Mixed Signals and a Missing Message
Meanwhile, the album’s lead single, Manchild, co-written with Jack Antonoff, shot to the top of the charts. The caption announcing it says, “This one’s about you!!” Fans took that as a dig at ex Barry Keoghan, whose tabloid romance with Carpenter unraveled under cheating rumors and scheduling conflicts. He’s not named, but he doesn’t need to be. The music (and the marketing) are all about taking control of the narrative, except the visuals still tell a different story.
That’s where it gets confusing. The message isn’t clear anymore. The songs say one thing, the visuals say something else. It’s hard to tell what she’s trying to say or who it’s really for. That might be why her fanbase – girls who once joked about men and shared their exhaustion with them – don’t know what to make of it now.
This is what happens when you blow up, and the message gets lost in translation. Because at a certain point, you’re no longer just Sabrina Carpenter, the individual. You become Sabrina Carpenter the brand. And that brand has a team behind it, a PR machine that operates in Hollywood, where the only aesthetic anyone seems to understand anymore is hypersexuality. Eventually, they start shaping the image, the visuals, the marketing. What once felt personal and was built for fans starts to feel like it belongs to someone else.
Maybe We Just Don’t Know What’s Sexy
There’s also the possibility that the backlash says more about us than it does about her. Maybe the discomfort isn’t about the image itself, but about our own shifting relationship with sex appeal. In a post-#MeToo, hyper-analyzed, internet-saturated world, a lot of people – especially women – are unsure how to interpret overt sexiness anymore. Everything has to be men's fault. But maybe Sabrina’s not trying to send a message at all. Maybe she just wanted to look hot. Maybe she’s not kneeling for the male gaze or playing into it, but simply experimenting with how femininity can look, without needing it to be wrapped in irony or empowerment. In that light, the blank stare and the pin-up styling aren’t submission or satire – they’re simply aesthetically pleasing and sexy. It’s meant to be an art form, but a woman’s sexual appeal too easily triggers people.

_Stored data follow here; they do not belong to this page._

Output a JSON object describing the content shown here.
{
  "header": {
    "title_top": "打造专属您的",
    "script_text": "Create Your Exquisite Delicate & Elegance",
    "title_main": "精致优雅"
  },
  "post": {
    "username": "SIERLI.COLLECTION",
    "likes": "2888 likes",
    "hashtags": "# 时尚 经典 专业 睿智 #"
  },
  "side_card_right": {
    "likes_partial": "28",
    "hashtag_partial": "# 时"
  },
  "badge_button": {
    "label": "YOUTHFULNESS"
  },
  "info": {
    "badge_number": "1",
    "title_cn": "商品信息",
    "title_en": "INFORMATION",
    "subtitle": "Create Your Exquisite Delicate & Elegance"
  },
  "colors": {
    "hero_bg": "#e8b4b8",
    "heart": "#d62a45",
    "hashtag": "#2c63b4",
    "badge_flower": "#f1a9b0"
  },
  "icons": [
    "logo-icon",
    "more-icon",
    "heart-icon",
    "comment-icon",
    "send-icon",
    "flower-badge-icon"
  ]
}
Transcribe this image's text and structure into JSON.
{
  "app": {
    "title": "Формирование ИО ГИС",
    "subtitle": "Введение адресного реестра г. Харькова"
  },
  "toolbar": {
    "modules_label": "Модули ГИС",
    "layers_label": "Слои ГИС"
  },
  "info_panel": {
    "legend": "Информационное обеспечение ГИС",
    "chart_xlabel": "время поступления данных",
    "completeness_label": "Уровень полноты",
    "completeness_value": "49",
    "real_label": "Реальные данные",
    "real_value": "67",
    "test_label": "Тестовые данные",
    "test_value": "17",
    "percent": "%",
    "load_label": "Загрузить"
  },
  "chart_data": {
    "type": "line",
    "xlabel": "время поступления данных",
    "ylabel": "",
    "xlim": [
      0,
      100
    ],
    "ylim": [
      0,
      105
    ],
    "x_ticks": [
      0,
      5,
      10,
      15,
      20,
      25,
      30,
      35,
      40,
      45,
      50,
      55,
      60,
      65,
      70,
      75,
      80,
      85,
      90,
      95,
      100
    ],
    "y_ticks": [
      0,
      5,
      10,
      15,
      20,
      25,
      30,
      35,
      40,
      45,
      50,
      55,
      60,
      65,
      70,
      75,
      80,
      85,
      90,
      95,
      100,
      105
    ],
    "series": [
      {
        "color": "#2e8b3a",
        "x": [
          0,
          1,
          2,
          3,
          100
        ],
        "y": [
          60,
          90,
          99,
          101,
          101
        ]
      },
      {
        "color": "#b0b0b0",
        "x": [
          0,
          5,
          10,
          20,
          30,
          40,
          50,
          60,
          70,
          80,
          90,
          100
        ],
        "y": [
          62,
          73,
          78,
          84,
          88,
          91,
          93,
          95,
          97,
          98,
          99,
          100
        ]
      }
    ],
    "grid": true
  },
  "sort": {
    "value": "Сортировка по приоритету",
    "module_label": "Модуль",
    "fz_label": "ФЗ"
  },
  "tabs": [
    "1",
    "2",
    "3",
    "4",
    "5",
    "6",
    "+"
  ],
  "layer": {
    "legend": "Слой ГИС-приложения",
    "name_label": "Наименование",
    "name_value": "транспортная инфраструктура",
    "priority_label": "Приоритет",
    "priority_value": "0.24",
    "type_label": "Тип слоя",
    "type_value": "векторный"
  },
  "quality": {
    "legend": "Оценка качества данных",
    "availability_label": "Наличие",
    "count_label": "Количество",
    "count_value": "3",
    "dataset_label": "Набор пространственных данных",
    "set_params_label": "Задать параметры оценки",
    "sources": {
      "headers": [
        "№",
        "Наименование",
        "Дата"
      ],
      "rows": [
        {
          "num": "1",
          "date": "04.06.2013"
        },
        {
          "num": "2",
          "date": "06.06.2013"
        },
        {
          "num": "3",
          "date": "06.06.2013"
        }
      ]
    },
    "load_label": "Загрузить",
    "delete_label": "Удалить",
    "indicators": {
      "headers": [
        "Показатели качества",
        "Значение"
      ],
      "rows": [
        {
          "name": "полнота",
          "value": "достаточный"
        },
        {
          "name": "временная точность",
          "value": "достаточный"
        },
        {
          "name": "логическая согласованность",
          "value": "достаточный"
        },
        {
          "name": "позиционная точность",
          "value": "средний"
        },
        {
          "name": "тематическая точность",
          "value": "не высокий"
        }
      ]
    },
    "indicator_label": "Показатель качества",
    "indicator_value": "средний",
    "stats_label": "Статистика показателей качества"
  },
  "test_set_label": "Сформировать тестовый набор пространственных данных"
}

From "men are douchebags" to "I’ll be your good girl"?
Carpenter is no longer just a breakout star. She’s a cultural force, with kids dressing like her, tweeting her lyrics, and mimicking her looks. Unfortunately, as I've stated, she’s gone from breakout to brand, and what that brand is now teaching young women and girls is that being hypersexual is not only expected, but necessary. That this is what power looks like, when in reality, it’s the kind of image that often ends up doing more harm than good. It invites attention, but not always the kind that respects you. It encourages visibility, but at the cost of being taken seriously. Whether she means to or not, she’s reinforcing the idea that sex appeal is the shortcut and sometimes the only path to relevance.
When she wraps herself in bondage-coded symbolism while singing about being misunderstood, she’s trying to play both sides – and getting stuck between them. Not everything has to be empowering or feminist, but when the people who built you up saw you that way – and then you call your album Man’s Best Friend, pose like the dog, and brush off criticism with a wink – you can’t be shocked when the internet barks back.